The current members of our Audit Committee are Mr. Berg, Mr. Davidson, and Mr. Valine, with Mr. Davidson serving as the Chair. Our Board has determined that each of the members of the Audit Committee qualifies as an “audit committee financial expert” within the meaning of the rules of the Securities and Exchange Commission and that each is "independent" and "financially literate" under the listing standards of the New York Stock Exchange and the Company's independence standards.
The Audit Committee's primary responsibilities are:
- Assists the Board with oversight of the integrity of our financial statements including the financial reporting and disclosure processes and the integrity and effectiveness of our system of internal control over financial reporting.
- Assists the Board with oversight of the independence, qualifications and performance of our independent registered public accounting firm, including a review of the scope and results of their audit, as well as our internal audit function.

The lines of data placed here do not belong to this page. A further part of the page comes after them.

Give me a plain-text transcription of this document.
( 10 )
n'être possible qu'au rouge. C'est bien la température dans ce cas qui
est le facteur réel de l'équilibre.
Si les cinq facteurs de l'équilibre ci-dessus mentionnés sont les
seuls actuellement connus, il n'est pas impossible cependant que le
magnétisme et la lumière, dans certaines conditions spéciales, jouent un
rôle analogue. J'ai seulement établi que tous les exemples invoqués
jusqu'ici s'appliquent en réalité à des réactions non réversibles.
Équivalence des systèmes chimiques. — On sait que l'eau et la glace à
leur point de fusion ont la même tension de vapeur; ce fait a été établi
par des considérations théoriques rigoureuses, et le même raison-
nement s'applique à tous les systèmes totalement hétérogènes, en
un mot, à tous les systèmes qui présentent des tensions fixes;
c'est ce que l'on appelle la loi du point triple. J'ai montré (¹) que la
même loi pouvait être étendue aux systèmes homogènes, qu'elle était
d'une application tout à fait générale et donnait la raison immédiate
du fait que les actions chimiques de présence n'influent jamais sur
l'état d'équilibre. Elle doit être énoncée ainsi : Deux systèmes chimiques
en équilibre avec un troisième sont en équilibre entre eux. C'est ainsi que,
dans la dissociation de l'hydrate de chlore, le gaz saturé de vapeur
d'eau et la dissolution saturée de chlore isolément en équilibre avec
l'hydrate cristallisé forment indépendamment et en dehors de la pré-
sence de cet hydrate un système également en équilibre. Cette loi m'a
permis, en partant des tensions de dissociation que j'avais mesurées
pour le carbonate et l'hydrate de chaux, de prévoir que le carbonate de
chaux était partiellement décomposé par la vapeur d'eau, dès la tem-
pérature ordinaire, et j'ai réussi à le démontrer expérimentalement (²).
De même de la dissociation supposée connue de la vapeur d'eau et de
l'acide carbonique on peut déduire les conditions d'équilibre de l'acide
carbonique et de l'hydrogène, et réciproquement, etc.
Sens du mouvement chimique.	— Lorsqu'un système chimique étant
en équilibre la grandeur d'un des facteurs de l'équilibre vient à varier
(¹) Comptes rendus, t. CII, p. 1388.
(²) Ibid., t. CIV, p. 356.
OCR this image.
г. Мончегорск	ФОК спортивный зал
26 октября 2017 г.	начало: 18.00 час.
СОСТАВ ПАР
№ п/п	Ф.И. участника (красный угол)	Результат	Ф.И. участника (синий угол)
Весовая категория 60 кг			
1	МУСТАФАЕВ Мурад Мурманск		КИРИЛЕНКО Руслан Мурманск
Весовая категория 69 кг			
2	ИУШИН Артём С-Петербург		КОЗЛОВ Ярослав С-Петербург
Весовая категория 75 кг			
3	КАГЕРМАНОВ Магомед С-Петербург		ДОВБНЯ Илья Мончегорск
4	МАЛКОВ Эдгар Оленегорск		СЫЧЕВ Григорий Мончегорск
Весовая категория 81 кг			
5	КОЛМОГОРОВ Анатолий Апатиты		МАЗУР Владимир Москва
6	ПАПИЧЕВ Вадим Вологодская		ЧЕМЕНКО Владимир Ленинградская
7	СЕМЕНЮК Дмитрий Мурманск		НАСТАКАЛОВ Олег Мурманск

- Together with the Compliance Committee, assists the Board with oversight of compliance with legal and regulatory requirements, including those that may have a material impact on the Company’s financial statements.
- Appoints and engages our independent registered public accounting firm, and pre-approves the firm’s annual audit services (including related fees), audit-related services, and all other services in accordance with our pre-approval policy.
- Monitors our disclosure controls and procedures and compliance with ethical standards.